Unfortunately, even with the current work on
FLUID-1148, this issue is still not resolved - it is more problematic than it appears, and some of the analysis above isn't quite right.
The issue arises because we are using "natural DOM flowing" for layout. Therefore elements (and indeed also the drop marker!) will naturally tend to appear "just where there is room for them". So the current behaviour is actually consistent, and undesirable - there is "almost always" room for a drop marker at the end of a row, but there is "never" room for a whole cell (since otherwise it would have appeared there). Therefore the drop marker always appears at the end of the "first row" (in Anastasia's walkthrough), but the actual item always appears at the start of the second row.

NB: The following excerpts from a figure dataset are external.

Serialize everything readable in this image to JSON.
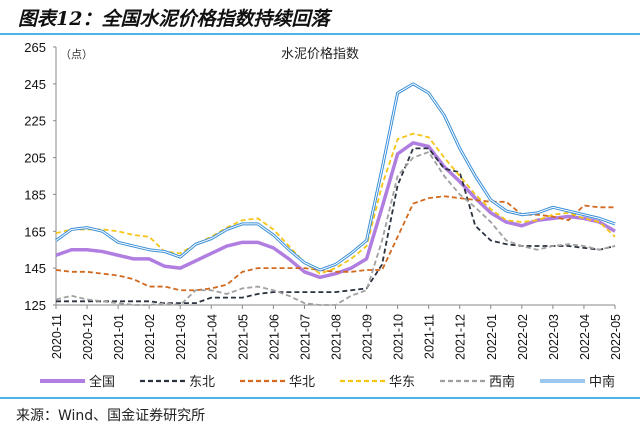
{
  "title": "图表12：全国水泥价格指数持续回落",
  "source": "来源：Wind、国金证券研究所",
  "chart_data": {
    "type": "line",
    "title": "水泥价格指数",
    "ylabel": "（点）",
    "ylim": [
      125,
      265
    ],
    "yticks": [
      125,
      145,
      165,
      185,
      205,
      225,
      245,
      265
    ],
    "xticks": [
      "2020-11",
      "2020-12",
      "2021-01",
      "2021-02",
      "2021-03",
      "2021-04",
      "2021-05",
      "2021-06",
      "2021-07",
      "2021-08",
      "2021-09",
      "2021-10",
      "2021-11",
      "2021-12",
      "2022-01",
      "2022-02",
      "2022-03",
      "2022-04",
      "2022-05"
    ],
    "x_note_points_per_month": 2,
    "legend_position": "bottom",
    "grid": false,
    "series": [
      {
        "name": "全国",
        "color": "#b07ee0",
        "dash": "",
        "width": 3.5,
        "values": [
          152,
          155,
          155,
          154,
          152,
          150,
          150,
          146,
          145,
          149,
          153,
          157,
          159,
          159,
          156,
          150,
          143,
          140,
          142,
          145,
          150,
          178,
          207,
          213,
          211,
          200,
          192,
          183,
          175,
          170,
          168,
          171,
          172,
          173,
          172,
          170,
          165
        ]
      },
      {
        "name": "东北",
        "color": "#2b3340",
        "dash": "5,3",
        "width": 1.8,
        "values": [
          127,
          127,
          127,
          127,
          127,
          127,
          127,
          126,
          126,
          126,
          129,
          129,
          129,
          131,
          132,
          132,
          132,
          132,
          132,
          133,
          134,
          147,
          190,
          210,
          210,
          199,
          197,
          168,
          160,
          158,
          157,
          157,
          157,
          157,
          156,
          155,
          157
        ]
      },
      {
        "name": "华北",
        "color": "#d2691e",
        "dash": "5,3",
        "width": 1.8,
        "values": [
          144,
          143,
          143,
          142,
          141,
          139,
          135,
          135,
          133,
          133,
          134,
          136,
          143,
          145,
          145,
          145,
          145,
          144,
          143,
          143,
          144,
          144,
          162,
          180,
          183,
          184,
          183,
          182,
          181,
          181,
          174,
          174,
          173,
          171,
          179,
          178,
          178
        ]
      },
      {
        "name": "华东",
        "color": "#f5c518",
        "dash": "5,3",
        "width": 1.8,
        "values": [
          164,
          166,
          166,
          166,
          165,
          163,
          162,
          154,
          153,
          158,
          162,
          167,
          171,
          172,
          166,
          157,
          148,
          142,
          145,
          150,
          157,
          190,
          215,
          218,
          216,
          205,
          195,
          185,
          177,
          171,
          170,
          171,
          174,
          175,
          172,
          170,
          162
        ]
      },
      {
        "name": "西南",
        "color": "#a0a0a0",
        "dash": "5,3",
        "width": 1.8,
        "values": [
          128,
          130,
          128,
          127,
          126,
          125,
          125,
          126,
          125,
          133,
          133,
          131,
          134,
          135,
          133,
          130,
          126,
          125,
          125,
          130,
          133,
          160,
          195,
          205,
          208,
          195,
          185,
          178,
          170,
          160,
          157,
          155,
          157,
          158,
          157,
          155,
          157
        ]
      },
      {
        "name": "中南",
        "color": "#3a8fd8",
        "dash": "",
        "width": 2,
        "double": true,
        "values": [
          160,
          166,
          167,
          165,
          159,
          157,
          155,
          154,
          151,
          158,
          161,
          166,
          169,
          169,
          163,
          155,
          148,
          144,
          147,
          153,
          160,
          199,
          240,
          245,
          240,
          228,
          210,
          195,
          182,
          176,
          174,
          175,
          178,
          176,
          174,
          172,
          169
        ]
      }
    ]
  }
}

It's hard to see on the face of it how we could resolve this, except by some rather odd requirements on the way we create drop markers (or the way we conceive of cells). One way to do this would be to create the drop marker *inside* the cell which starts the 2nd row - however, this represents a form of "DOM fascism" and may well in some cases create invalid markup (imagine the case where a cell is a <tr>).
Well, actually, the above issue highlights some further problems - we could never actually have a drop marker within a table that was not itself a <tr> element. Therefore it seems the only way out of this is to add a parameterisation for the drop marker placement "strategy" as well as its creation.
1. Dragging on the first item in a row (Left half of thumbnail):
We should show the drop affordance directly to the left of the item.
2. Dragging on the last item in a row (Right half of thumbnail):
We should show the drop affordance to the left of the first item in the NEXT row.